Now I just need one great 4x5 negative and some Entrada for the 2011 Print Exchange.

Have fun y'all!
 
It's taken me two years to master my R2400 to the stage where I can prepare an image on my monitor and know I'll be happy with the printed result. I've just started using Iford Smooth Gallery Pearl after working my way through a couple of boxes of their Gold Fibre Silk. I can't decide if I like it better or less at the moment!

It's the price of the ink that kills me though ... in the US cartridges for the Epson are around twelve or thirteen dollars. Here they ask twenty two dollars :eek: which, considering the current state of out two currencies, is an obvious con! :(
 
It's the price of the ink that kills me though ... in the US cartridges for the Epson are around twelve or thirteen dollars. Here they ask twenty two dollars :eek: which, considering the current state of out two currencies, is an obvious con! :(
I have similar pricing problems with Canon inks for my Pro9500. Perhaps worse. If I buy a "full set" package from the US I'm paying about 1/3rd the price I'd pay for individual inks here in Oz (where sets don't seem to be available for the inks I want). I once asked a Canon printer rep about this and he admitted to me that the wholesale price they're charged for supplies from Japan is higher than the retail price in the US. Customers obviously know this, because they're buying fewer and fewer units through Australian channels.

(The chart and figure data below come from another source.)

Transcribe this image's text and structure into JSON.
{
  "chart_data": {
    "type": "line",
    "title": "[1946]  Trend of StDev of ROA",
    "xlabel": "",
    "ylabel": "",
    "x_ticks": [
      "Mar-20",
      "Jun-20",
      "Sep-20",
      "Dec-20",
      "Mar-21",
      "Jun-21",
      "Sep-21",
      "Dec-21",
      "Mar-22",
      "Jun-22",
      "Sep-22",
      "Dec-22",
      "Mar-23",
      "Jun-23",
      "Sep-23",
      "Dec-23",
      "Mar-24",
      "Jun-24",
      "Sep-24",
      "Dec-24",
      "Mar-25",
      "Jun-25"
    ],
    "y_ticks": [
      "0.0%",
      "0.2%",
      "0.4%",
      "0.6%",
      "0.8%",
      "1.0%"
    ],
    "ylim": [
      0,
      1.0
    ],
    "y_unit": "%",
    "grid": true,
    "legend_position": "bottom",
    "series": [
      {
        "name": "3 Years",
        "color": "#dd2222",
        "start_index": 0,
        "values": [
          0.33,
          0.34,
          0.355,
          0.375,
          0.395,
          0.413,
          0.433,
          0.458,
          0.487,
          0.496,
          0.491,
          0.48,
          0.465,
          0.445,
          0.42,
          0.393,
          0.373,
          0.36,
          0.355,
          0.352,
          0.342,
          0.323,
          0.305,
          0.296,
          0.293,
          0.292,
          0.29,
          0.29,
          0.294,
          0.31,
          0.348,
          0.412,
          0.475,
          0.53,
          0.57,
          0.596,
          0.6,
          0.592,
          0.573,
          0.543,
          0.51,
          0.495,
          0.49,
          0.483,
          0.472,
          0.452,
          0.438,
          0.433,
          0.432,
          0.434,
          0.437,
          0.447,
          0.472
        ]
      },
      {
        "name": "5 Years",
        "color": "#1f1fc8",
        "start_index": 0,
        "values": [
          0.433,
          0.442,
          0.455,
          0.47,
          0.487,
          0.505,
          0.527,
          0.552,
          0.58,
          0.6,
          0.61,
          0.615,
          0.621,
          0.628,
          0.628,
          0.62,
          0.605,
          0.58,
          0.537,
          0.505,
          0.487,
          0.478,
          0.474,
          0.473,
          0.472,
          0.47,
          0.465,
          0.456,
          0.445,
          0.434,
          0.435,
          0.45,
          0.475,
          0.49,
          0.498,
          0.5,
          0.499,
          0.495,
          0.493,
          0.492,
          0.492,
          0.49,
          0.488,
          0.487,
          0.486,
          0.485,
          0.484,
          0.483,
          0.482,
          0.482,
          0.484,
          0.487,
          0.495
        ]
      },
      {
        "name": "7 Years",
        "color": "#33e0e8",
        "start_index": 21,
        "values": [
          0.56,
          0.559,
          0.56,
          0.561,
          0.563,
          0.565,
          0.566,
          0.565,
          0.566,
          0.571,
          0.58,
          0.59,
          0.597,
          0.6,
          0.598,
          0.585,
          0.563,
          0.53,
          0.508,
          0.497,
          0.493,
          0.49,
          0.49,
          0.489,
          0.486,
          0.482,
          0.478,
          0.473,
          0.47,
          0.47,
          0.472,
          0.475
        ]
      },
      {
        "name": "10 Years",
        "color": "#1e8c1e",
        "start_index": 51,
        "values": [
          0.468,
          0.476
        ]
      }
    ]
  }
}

Companies need to learn that this geographical segmentation of markets and charging hugely more in one than another no longer works all that well. (Though it's something Australia has suffered from for a very long time.) Everybody can see what overseas prices are. Shipping options are pretty good these days. If unit price plus shipping from overseas is less (and often it is considerably less) then why not buy that way?

The only people being really scr*w*d here are the manufacturers' own retail channels and customers not net-aware enough to look at world pricing (a rare sort of fish, these days).

I think manufacturers would learn this lesson faster if our own retailers weren't so dumb. The effort they spent whinging about GST would've been far better directed towards getting fair pricing from their suppliers. Of course this would benefit customers as well - and some of our retailers don't seem to like anything which benefits a customer.